The dress was an ultra-sheer lace slip , length falling straight to the floor, with the kind of raw finish that keeps threatening to unravel but never does. The ghostly white mesh was delicately webbed in floral embroidery, stretched tightly over a black bra-style corset bodice —leather, matte, spiked with silver studs at the neckline. Like lingerie tossed into a gothic daydream.
No lining. No underlayer. Just her, letting the light pass through where it could, without flinching.
Her hair was worn long and loose, center-parted, unstyled-but-obviously-styled — offsetting the delicacy of the dress with blunt realism. Black nails. No necklace. Eyes smoky and shadow-washed, mouth neutral.
It wasn’t graceful. It wasn’t neat.
Charlotte wore a look that didn’t ask to be understood — only noticed. And it was.
Becky G wore a sheer leopard print column gown with glossy appliqués at the 68th GRAMMY Awards Pre-GRAMMY Gala in Los Angeles, January 2026.
At the 68th GRAMMY Awards Pre-GRAMMY Gala in Los Angeles on January 31, Becky G showed up in a look that felt half predator, half myth. The kind of dress that doesn’t demand space — it absorbs it.
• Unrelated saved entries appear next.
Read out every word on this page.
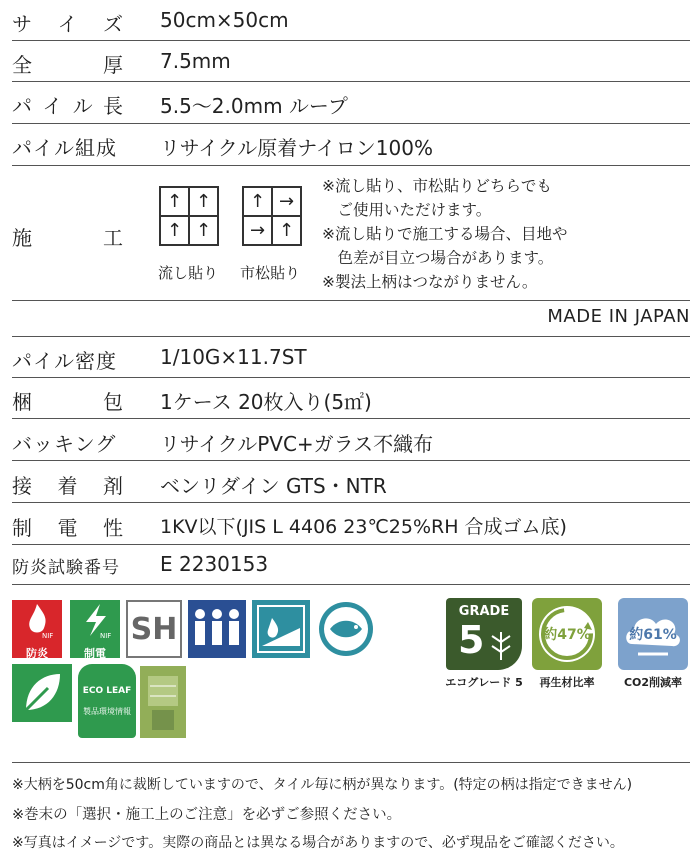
サ イ ズ 50cm×50cm
全	厚 7.5mm
パ イ ル 長 5.5〜2.0mm ループ
パイル組成 リサイクル原着ナイロン100%
施	工
↑ ↑
↑ ↑
流し貼り
↑ →
→ ↑
市松貼り
※流し貼り、市松貼りどちらでも
　ご使用いただけます。
※流し貼りで施工する場合、目地や
　色差が目立つ場合があります。
※製法上柄はつながりません。
MADE IN JAPAN
パイル密度 1/10G×11.7ST
梱	包 1ケース 20枚入り(5㎡)
バッキング リサイクルPVC+ガラス不織布
接 着 剤 ベンリダイン GTS・NTR
制 電 性 1KV以下(JIS L 4406 23℃25%RH 合成ゴム底)
防炎試験番号 E 2230153
NIF
防炎
NIF
制電
SH	GRADE
5
エコグレード 5
約47%
再生材比率
約61%
CO2削減率
ECO LEAF
製品環境情報
※大柄を50cm角に裁断していますので、タイル毎に柄が異なります。(特定の柄は指定できません)
※巻末の「選択・施工上のご注意」を必ずご参照ください。
※写真はイメージです。実際の商品とは異なる場合がありますので、必ず現品をご確認ください。
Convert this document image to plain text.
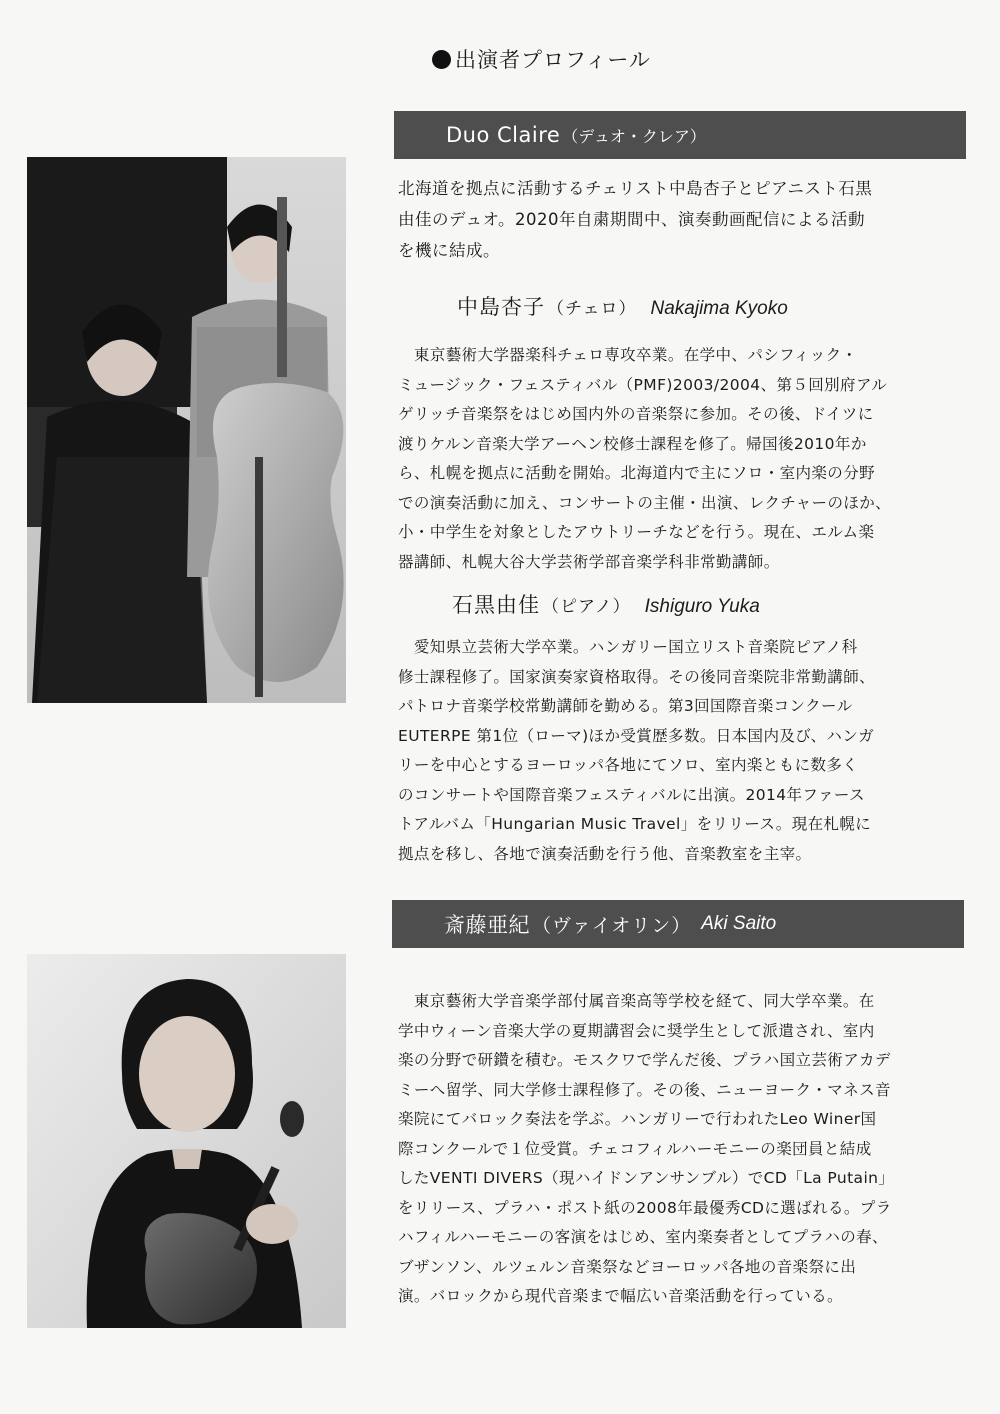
出演者プロフィール
Duo Claire （デュオ・クレア）

北海道を拠点に活動するチェリスト中島杏子とピアニスト石黒

由佳のデュオ。2020年自粛期間中、演奏動画配信による活動

を機に結成。

中島杏子 （チェロ） Nakajima Kyoko

　東京藝術大学器楽科チェロ専攻卒業。在学中、パシフィック・

ミュージック・フェスティバル（PMF)2003/2004、第５回別府アル

ゲリッチ音楽祭をはじめ国内外の音楽祭に参加。その後、ドイツに

渡りケルン音楽大学アーヘン校修士課程を修了。帰国後2010年か

ら、札幌を拠点に活動を開始。北海道内で主にソロ・室内楽の分野

での演奏活動に加え、コンサートの主催・出演、レクチャーのほか、

小・中学生を対象としたアウトリーチなどを行う。現在、エルム楽

器講師、札幌大谷大学芸術学部音楽学科非常勤講師。

石黒由佳 （ピアノ） Ishiguro Yuka

　愛知県立芸術大学卒業。ハンガリー国立リスト音楽院ピアノ科

修士課程修了。国家演奏家資格取得。その後同音楽院非常勤講師、

パトロナ音楽学校常勤講師を勤める。第3回国際音楽コンクール

EUTERPE 第1位（ローマ)ほか受賞歴多数。日本国内及び、ハンガ

リーを中心とするヨーロッパ各地にてソロ、室内楽ともに数多く

のコンサートや国際音楽フェスティバルに出演。2014年ファース

トアルバム「Hungarian Music Travel」をリリース。現在札幌に

拠点を移し、各地で演奏活動を行う他、音楽教室を主宰。

斎藤亜紀 （ヴァイオリン） Aki Saito

　東京藝術大学音楽学部付属音楽高等学校を経て、同大学卒業。在

学中ウィーン音楽大学の夏期講習会に奨学生として派遣され、室内

楽の分野で研鑽を積む。モスクワで学んだ後、プラハ国立芸術アカデ

ミーへ留学、同大学修士課程修了。その後、ニューヨーク・マネス音

楽院にてバロック奏法を学ぶ。ハンガリーで行われたLeo Winer国

際コンクールで１位受賞。チェコフィルハーモニーの楽団員と結成

したVENTI DIVERS（現ハイドンアンサンブル）でCD「La Putain」

をリリース、プラハ・ポスト紙の2008年最優秀CDに選ばれる。プラ

ハフィルハーモニーの客演をはじめ、室内楽奏者としてプラハの春、

ブザンソン、ルツェルン音楽祭などヨーロッパ各地の音楽祭に出

演。バロックから現代音楽まで幅広い音楽活動を行っている。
She wore a sheer nude column gown , embellished with sculpted leopard print appliqués that looked poured on like molten vinyl. The top panel was squared off in python-like texture, locked tight across the chest. But the rest? Pure slink and tension. The spots climbed down her torso in rich reds, smokey ambers, hardened blacks — raw color trapped in gloss. There was no lining. Just her skin, working overtime, daring light to mess up its angles.
The dress sat flush to the floor. The silhouette stretched fully vertical, no fuss at the hemline. From a distance, almost minimalist. Up close? Chaos and craftsmanship.
Hair was pin-straight, sleek, parted sharp. Eyes bronzed. Nails metallic. Accessories? Tiny, almost invisible hoop earrings and one ring. The restraint said it all. This wasn’t a maximalist moment. It was a controlled burn.
Some red carpet looks scream for attention. Becky’s just looked straight back and didn’t blink.